With the quarterback situation set, they were able to use a new head coach's extra minicamps to hone in on the specialty areas that gave them problems last season. They finished next-to-last in the AFC in touchdown percentage in the red zone (45.2 percent) and running back Corey Dillon averaged 3.1 yards per carry in the red zone (49 carries for 153 yards), and 4.3 yards everywhere else.

"We had the advantage over the other teams with the extra camps because we weren't installing a new offense," said offensive coordinator Bob Bratkowski. "That allowed us more time work on things that we need improvement. Red zone. Goal line. Third down. And just to do the repetition of our base plays. From that standpoint, we got a lot accomplished."

Right tackle Willie Anderson sensed an offensive system that is now going into its third season as "growing," after the staff produced a playbook tweaked with some revamped schemes and techniques.

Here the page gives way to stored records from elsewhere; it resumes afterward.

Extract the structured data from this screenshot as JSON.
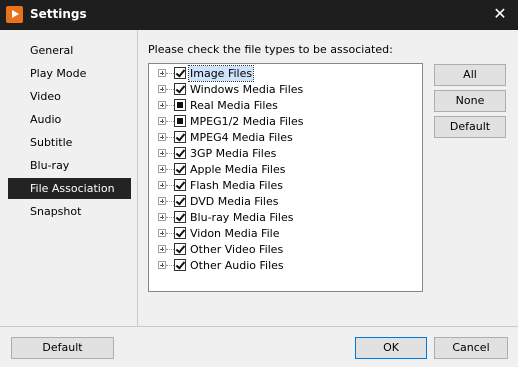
{
  "window": {
    "title": "Settings",
    "close_glyph": "✕",
    "app_icon": "play-logo-icon"
  },
  "sidebar": {
    "items": [
      {
        "label": "General",
        "active": false
      },
      {
        "label": "Play Mode",
        "active": false
      },
      {
        "label": "Video",
        "active": false
      },
      {
        "label": "Audio",
        "active": false
      },
      {
        "label": "Subtitle",
        "active": false
      },
      {
        "label": "Blu-ray",
        "active": false
      },
      {
        "label": "File Association",
        "active": true
      },
      {
        "label": "Snapshot",
        "active": false
      }
    ]
  },
  "main": {
    "prompt": "Please check the file types to be associated:",
    "file_types": [
      {
        "label": "Image Files",
        "state": "checked",
        "focused": true
      },
      {
        "label": "Windows Media Files",
        "state": "checked"
      },
      {
        "label": "Real Media Files",
        "state": "partial"
      },
      {
        "label": "MPEG1/2 Media Files",
        "state": "partial"
      },
      {
        "label": "MPEG4 Media Files",
        "state": "checked"
      },
      {
        "label": "3GP Media Files",
        "state": "checked"
      },
      {
        "label": "Apple Media Files",
        "state": "checked"
      },
      {
        "label": "Flash Media Files",
        "state": "checked"
      },
      {
        "label": "DVD Media Files",
        "state": "checked"
      },
      {
        "label": "Blu-ray Media Files",
        "state": "checked"
      },
      {
        "label": "Vidon Media File",
        "state": "checked"
      },
      {
        "label": "Other Video Files",
        "state": "checked"
      },
      {
        "label": "Other Audio Files",
        "state": "checked"
      }
    ],
    "buttons": {
      "all": "All",
      "none": "None",
      "default": "Default"
    }
  },
  "footer": {
    "default_label": "Default",
    "ok_label": "OK",
    "cancel_label": "Cancel"
  },
  "colors": {
    "titlebar_bg": "#1e1e1e",
    "accent": "#e8731a",
    "active_item_bg": "#232323",
    "focus_border": "#0078d7"
  }
}
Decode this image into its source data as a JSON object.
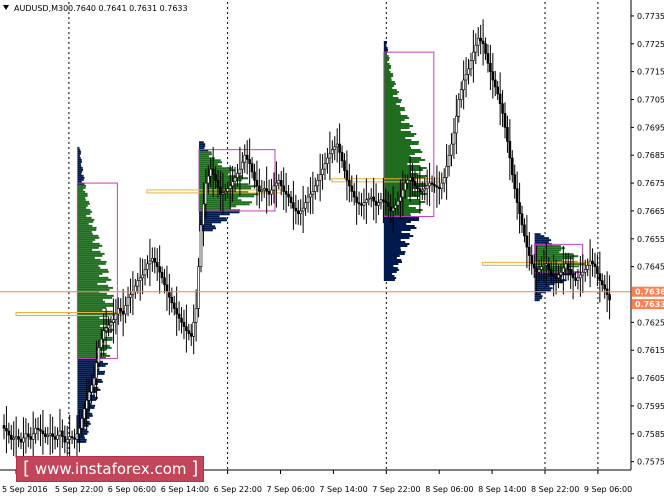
{
  "title": {
    "symbol": "AUDUSD,M30",
    "quote": "0.7640 0.7641 0.7631 0.7633"
  },
  "watermark": {
    "open_bracket": "[",
    "text": "www.instaforex.com",
    "close_bracket": "]"
  },
  "colors": {
    "background": "#ffffff",
    "candles": "#000000",
    "grid_vertical": "#000000",
    "profile_green": "#1f6e1f",
    "profile_dark": "#001a4d",
    "value_area_box": "#c040c0",
    "poc_line": "#f0b030",
    "current_price_line": "#ff7f50",
    "price_tag": "#ff7f50"
  },
  "chart_data": {
    "type": "candlestick",
    "symbol": "AUDUSD",
    "timeframe": "M30",
    "ylim": [
      0.7572,
      0.774
    ],
    "y_ticks": [
      "0.7735",
      "0.7725",
      "0.7715",
      "0.7705",
      "0.7695",
      "0.7685",
      "0.7675",
      "0.7665",
      "0.7655",
      "0.7645",
      "0.7625",
      "0.7615",
      "0.7605",
      "0.7595",
      "0.7585",
      "0.7575"
    ],
    "x_ticks": [
      "5 Sep 2016",
      "5 Sep 22:00",
      "6 Sep 06:00",
      "6 Sep 14:00",
      "6 Sep 22:00",
      "7 Sep 06:00",
      "7 Sep 14:00",
      "7 Sep 22:00",
      "8 Sep 06:00",
      "8 Sep 14:00",
      "8 Sep 22:00",
      "9 Sep 06:00"
    ],
    "session_separators": [
      "5 Sep 22:00",
      "6 Sep 22:00",
      "7 Sep 22:00",
      "8 Sep 22:00",
      "9 Sep 06:00"
    ],
    "price_levels": [
      {
        "label": "0.7636",
        "value": 0.7636,
        "style": "current"
      },
      {
        "label": "0.7633",
        "value": 0.7633,
        "style": "bid"
      }
    ],
    "close_path": [
      [
        0,
        0.7588
      ],
      [
        2,
        0.7586
      ],
      [
        4,
        0.7583
      ],
      [
        6,
        0.7584
      ],
      [
        8,
        0.7582
      ],
      [
        10,
        0.7585
      ],
      [
        12,
        0.7583
      ],
      [
        14,
        0.7587
      ],
      [
        16,
        0.7586
      ],
      [
        18,
        0.7584
      ],
      [
        20,
        0.7585
      ],
      [
        22,
        0.7583
      ],
      [
        24,
        0.7586
      ],
      [
        26,
        0.7582
      ],
      [
        28,
        0.7584
      ],
      [
        30,
        0.7583
      ],
      [
        32,
        0.7587
      ],
      [
        34,
        0.7594
      ],
      [
        36,
        0.76
      ],
      [
        38,
        0.7605
      ],
      [
        40,
        0.7616
      ],
      [
        42,
        0.7622
      ],
      [
        44,
        0.7624
      ],
      [
        46,
        0.7626
      ],
      [
        48,
        0.763
      ],
      [
        50,
        0.7628
      ],
      [
        52,
        0.7634
      ],
      [
        54,
        0.7636
      ],
      [
        56,
        0.764
      ],
      [
        58,
        0.7642
      ],
      [
        60,
        0.7646
      ],
      [
        62,
        0.7648
      ],
      [
        64,
        0.7645
      ],
      [
        66,
        0.7641
      ],
      [
        68,
        0.7636
      ],
      [
        70,
        0.7632
      ],
      [
        72,
        0.7628
      ],
      [
        74,
        0.7625
      ],
      [
        76,
        0.7622
      ],
      [
        78,
        0.762
      ],
      [
        80,
        0.763
      ],
      [
        82,
        0.766
      ],
      [
        84,
        0.7675
      ],
      [
        86,
        0.768
      ],
      [
        88,
        0.7676
      ],
      [
        90,
        0.7671
      ],
      [
        92,
        0.7672
      ],
      [
        94,
        0.7674
      ],
      [
        96,
        0.7677
      ],
      [
        98,
        0.768
      ],
      [
        100,
        0.7685
      ],
      [
        102,
        0.7682
      ],
      [
        104,
        0.7676
      ],
      [
        106,
        0.7672
      ],
      [
        108,
        0.7673
      ],
      [
        110,
        0.7671
      ],
      [
        112,
        0.7674
      ],
      [
        114,
        0.7676
      ],
      [
        116,
        0.7672
      ],
      [
        118,
        0.767
      ],
      [
        120,
        0.7666
      ],
      [
        122,
        0.7664
      ],
      [
        124,
        0.7666
      ],
      [
        126,
        0.767
      ],
      [
        128,
        0.7672
      ],
      [
        130,
        0.7676
      ],
      [
        132,
        0.768
      ],
      [
        134,
        0.7684
      ],
      [
        136,
        0.7687
      ],
      [
        138,
        0.7689
      ],
      [
        140,
        0.7683
      ],
      [
        142,
        0.7676
      ],
      [
        144,
        0.7672
      ],
      [
        146,
        0.7668
      ],
      [
        148,
        0.7667
      ],
      [
        150,
        0.7669
      ],
      [
        152,
        0.767
      ],
      [
        154,
        0.7667
      ],
      [
        156,
        0.7669
      ],
      [
        158,
        0.7668
      ],
      [
        160,
        0.7665
      ],
      [
        162,
        0.7667
      ],
      [
        164,
        0.767
      ],
      [
        166,
        0.7675
      ],
      [
        168,
        0.7677
      ],
      [
        170,
        0.7674
      ],
      [
        172,
        0.7672
      ],
      [
        174,
        0.7673
      ],
      [
        176,
        0.7675
      ],
      [
        178,
        0.7674
      ],
      [
        180,
        0.7673
      ],
      [
        182,
        0.7677
      ],
      [
        184,
        0.7685
      ],
      [
        186,
        0.7693
      ],
      [
        188,
        0.7705
      ],
      [
        190,
        0.7712
      ],
      [
        192,
        0.7716
      ],
      [
        194,
        0.7722
      ],
      [
        196,
        0.7727
      ],
      [
        198,
        0.7725
      ],
      [
        200,
        0.7718
      ],
      [
        202,
        0.7712
      ],
      [
        204,
        0.7707
      ],
      [
        206,
        0.77
      ],
      [
        208,
        0.769
      ],
      [
        210,
        0.7678
      ],
      [
        212,
        0.7668
      ],
      [
        214,
        0.766
      ],
      [
        216,
        0.7652
      ],
      [
        218,
        0.7646
      ],
      [
        220,
        0.7643
      ],
      [
        222,
        0.7645
      ],
      [
        224,
        0.7646
      ],
      [
        226,
        0.7642
      ],
      [
        228,
        0.7641
      ],
      [
        230,
        0.7643
      ],
      [
        232,
        0.7646
      ],
      [
        234,
        0.7642
      ],
      [
        236,
        0.764
      ],
      [
        238,
        0.7642
      ],
      [
        240,
        0.7644
      ],
      [
        242,
        0.7647
      ],
      [
        244,
        0.7645
      ],
      [
        246,
        0.764
      ],
      [
        248,
        0.7637
      ],
      [
        250,
        0.7633
      ]
    ],
    "volume_profiles": [
      {
        "session": "5 Sep 22:00",
        "poc": 0.7628,
        "va_high": 0.7675,
        "va_low": 0.7612,
        "hist_top": 0.7688,
        "hist_bottom": 0.7582
      },
      {
        "session": "6 Sep 22:00",
        "poc": 0.7672,
        "va_high": 0.7687,
        "va_low": 0.7665,
        "hist_top": 0.769,
        "hist_bottom": 0.7658
      },
      {
        "session": "7 Sep 22:00",
        "poc": 0.7676,
        "va_high": 0.7722,
        "va_low": 0.7663,
        "hist_top": 0.7726,
        "hist_bottom": 0.764
      },
      {
        "session": "8 Sep 22:00",
        "poc": 0.7646,
        "va_high": 0.7653,
        "va_low": 0.7643,
        "hist_top": 0.7657,
        "hist_bottom": 0.7633
      }
    ]
  }
}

"There is a lot detail work. A lot more was taught," Anderson said. "Offensively, the coaches are admitting some mistakes they made last season and corrected it. There have been some mistakes that (players) did, and (the coaches) are being men about it, talking about some of the things that went wrong last season and I think that shows we're growing as an offense."

There has been much angst about the crushing failures on the goal line, which left a deep scar on all those involved. In one-touchdown losses to Tennessee and Cleveland, Dillon got stopped on three runs from the 1 in the fourth quarter. It was those plays that probably more than anything sent Dillon into an offseason funk from which he is just now returning.

The second guessing he took following those plays hit him just as hard as the Browns and Titans and it apparently is still a sore spot. Dillon bristled this week when he was asked if the extra upper-body work he has engaged in the weight room will help him on the goal line.

"We weren't good enough in the red zone last year," Dillon said. "Now, if everybody wants to say it's because of me, I couldn't get this, I couldn't get that, well, I guess I'm the only one on the field in goal-line situations. I'm going to take it like I get it. I'm going to ride with it. I'm not too much worried about it. As long as I know the real situation, that's all I'm worried about."

The addition of blocking tight end Reggie Kelly and the fine-tuning of schemes suggests the Bengals don't put the fault entirely on Dillon.

"Let's get that cleared up then," Dillon said. "Where we were at last year just wasn't acceptable. The only way to get better at it is just to work on it."

Anderson began to see the fruits in all phases.

"I think we're getting better and better," Anderson said. "You can tell because at first we were picking up everything the defense gave us, and then they started to do stuff that affected us. But now we're getting better and making some plays, and they were, too. That was the goal. To get everybody running full speed by the time training camp gets here and we did that."